Es gibt ein altes Gesetz von der Anziehungskraft des größten Lasten- und Steuerträgers. Der Bund ist nunmehr im Verhältnis zu den Ländern in ihrer Gesamtheit der größere Bruder geworden. Der größere Teil der Steuereinnahmen und der größere Teil der Lasten gehen auf den Namen des Bundes. Es wäre eine natürliche Entwicklung, die von den Ländern wohl vorausgesehen und von den Ländern in diesem Sinne wohl auch gefürchtet wird, daß diese Anziehungskraft des größeren Lastenträgers dazu führt, den Ländern das, was sie als ihr natürliches Recht beanspruchen, auch wegzunehmen. Es gilt aber letzten Endes in all diesen Fragen der Satz: Im Notwendigen die Einheit, im Zweifel die Freiheit und in allem — um ein stolzes
Wort zu nehmen — die Liebe und — ich will hier sagen — in allem ein brüderliches Zusammenarbeiten. Von diesem Grundsatz gehen die beiden Gesetzentwürfe aus. Eine einheitliche Steuerverwaltung, ein einheitliches Handhaben der Steuergesetze ist eine Notwendigkeit für das gesamte deutsche Volk. Die Frage z. B. der Einrichtung der Behörden, um es nun einmal im kleinen zu sagen, die Frage, ob ein Finanzamt in Sonthofen oder in Immenstadt errichtet wird, ist keine Frage, die das gesamte deutsche Volk berührt. Das ist eine Frage, die ruhig den regionalen Wünschen und den regionalen Verhältnissen überlassen werden kann. Der Kampf gegen die Steuerunehrlichkeit ist eine gemeinsame Frage aller Beteiligten. Wenn es gelungen ist, die Länder zur Zustimmung zu bewegen, daß die Betriebsprüfung, auf die wir künftig entscheidenden Wert legen müssen, in einem 'gemeinsamen Zusammenarbeiten erfolgt, daß der Bund, der seine eigene Betriebsprüfung braucht, diese Betriebsprüfung gleichzeitig in allen diesen Fällen, allerdings möglichst im Zusammenwirken mit den Ländern, auf die Landessteuern und deren Nachprüfung erstrecken kann, so ist dem Notwendigen Rechnung getragen. Wenn wir keine Vereinheitlichung im Personal in den Behörden angestrebt haben, so haben wir hier der regionalen Freiheit ihre Bahn gelassen, weil wir sagen, das ist ein Zweifelsfall. Wenn der Geist, in dem die Gesetze im Bundesrat behandelt worden sind, auch das Vorzeichen für den Geist ist, mit dem diese Gesetze gehandhabt werden, dann wird die Garantie für das brüderliche Zusammenarbeiten, das in allen Fragen, in den notwendigen und in den zweifelhaften, erfolgen muß, gegeben sein. Von diesem Gesichtspunkt aus begrüße ich die Entwicklung, die diese beiden Gesetzentwürfe bisher gefunden haben und die die Abstimmung des Deutschen Bundesrates gekennzeichnet hat.

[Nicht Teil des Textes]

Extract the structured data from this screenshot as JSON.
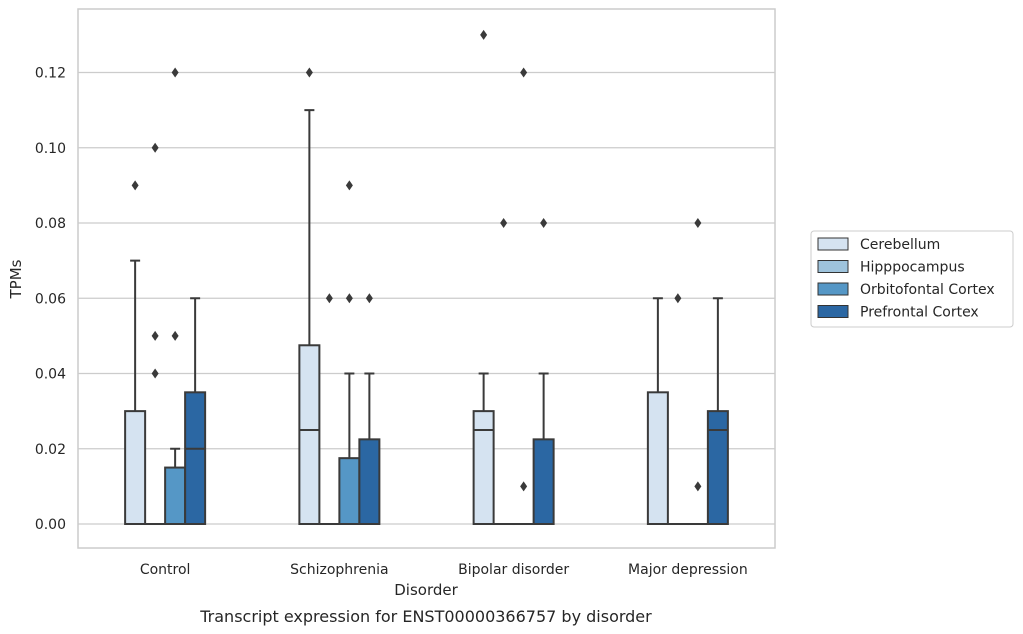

Ein schwerer Punkt bleibt noch offen, das ist ein Punkt, der nicht im Prinzipiellen, nicht im Verhältnis zwischen Bund und Ländern, sondern in den rauhen Tatsachen, in der finanziellen Enge liegt, in der sich sowohl der Bund wie die Länder befinden. Ich möchte fast sagen, ich glaube, daß die finanzielle Enge des Haushalts im Bund heute und in absehbarer Zeit vielleicht stärker fühlbar ist als wenigstens in einem Teil der Länder.

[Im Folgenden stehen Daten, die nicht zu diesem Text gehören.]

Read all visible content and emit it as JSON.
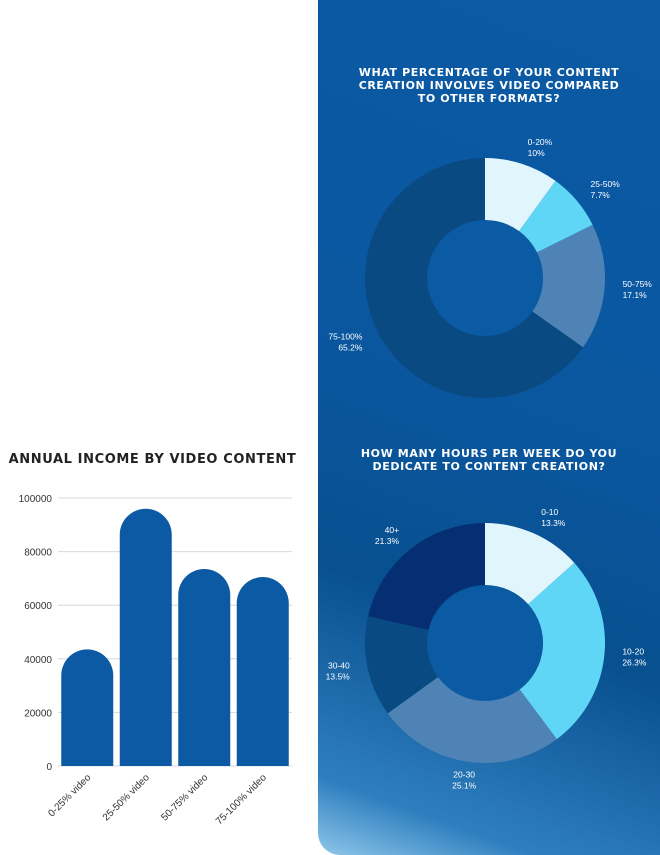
{
  "chart_data": [
    {
      "type": "bar",
      "title": "ANNUAL INCOME BY VIDEO CONTENT",
      "categories": [
        "0-25% video",
        "25-50% video",
        "50-75% video",
        "75-100% video"
      ],
      "values": [
        43500,
        96000,
        73500,
        70500
      ],
      "ylim": [
        0,
        100000
      ],
      "yticks": [
        "0",
        "20000",
        "40000",
        "60000",
        "80000",
        "100000"
      ],
      "grid": true,
      "color": "#0b5aa3"
    },
    {
      "type": "pie",
      "title_lines": [
        "WHAT PERCENTAGE OF YOUR CONTENT",
        "CREATION INVOLVES VIDEO COMPARED",
        "TO OTHER FORMATS?"
      ],
      "slices": [
        {
          "label": "0-20%",
          "pct": "10%",
          "value": 10,
          "color": "#e0f5fc"
        },
        {
          "label": "25-50%",
          "pct": "7.7%",
          "value": 7.7,
          "color": "#5fd6f6"
        },
        {
          "label": "50-75%",
          "pct": "17.1%",
          "value": 17.1,
          "color": "#4f83b6"
        },
        {
          "label": "75-100%",
          "pct": "65.2%",
          "value": 65.2,
          "color": "#0a4a83"
        }
      ]
    },
    {
      "type": "pie",
      "title_lines": [
        "HOW MANY HOURS PER WEEK DO YOU",
        "DEDICATE TO CONTENT CREATION?"
      ],
      "slices": [
        {
          "label": "0-10",
          "pct": "13.3%",
          "value": 13.3,
          "color": "#e0f5fc"
        },
        {
          "label": "10-20",
          "pct": "26.3%",
          "value": 26.3,
          "color": "#5fd6f6"
        },
        {
          "label": "20-30",
          "pct": "25.1%",
          "value": 25.1,
          "color": "#4f83b6"
        },
        {
          "label": "30-40",
          "pct": "13.5%",
          "value": 13.5,
          "color": "#0a4a83"
        },
        {
          "label": "40+",
          "pct": "21.3%",
          "value": 21.3,
          "color": "#062f73"
        }
      ]
    }
  ],
  "colors": {
    "panel": "#0b5aa4",
    "donut_hole": "#0b5aa4"
  }
}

Wir haben uns wohl über den Grundsatz geeinigt, daß der Bund nach Art. 106 Abs. 3 des Grundgesetzes einen Teil der Einkommen- und Körperschaftsteuer in Anspruch nimmt. Wir haben uns wohl über das Prinzip, nach welchem die Inanspruchnahme erfolgt, geeinigt. Über die Höhe des Prozentsatzes konnten wir uns bisher noch nicht einigen.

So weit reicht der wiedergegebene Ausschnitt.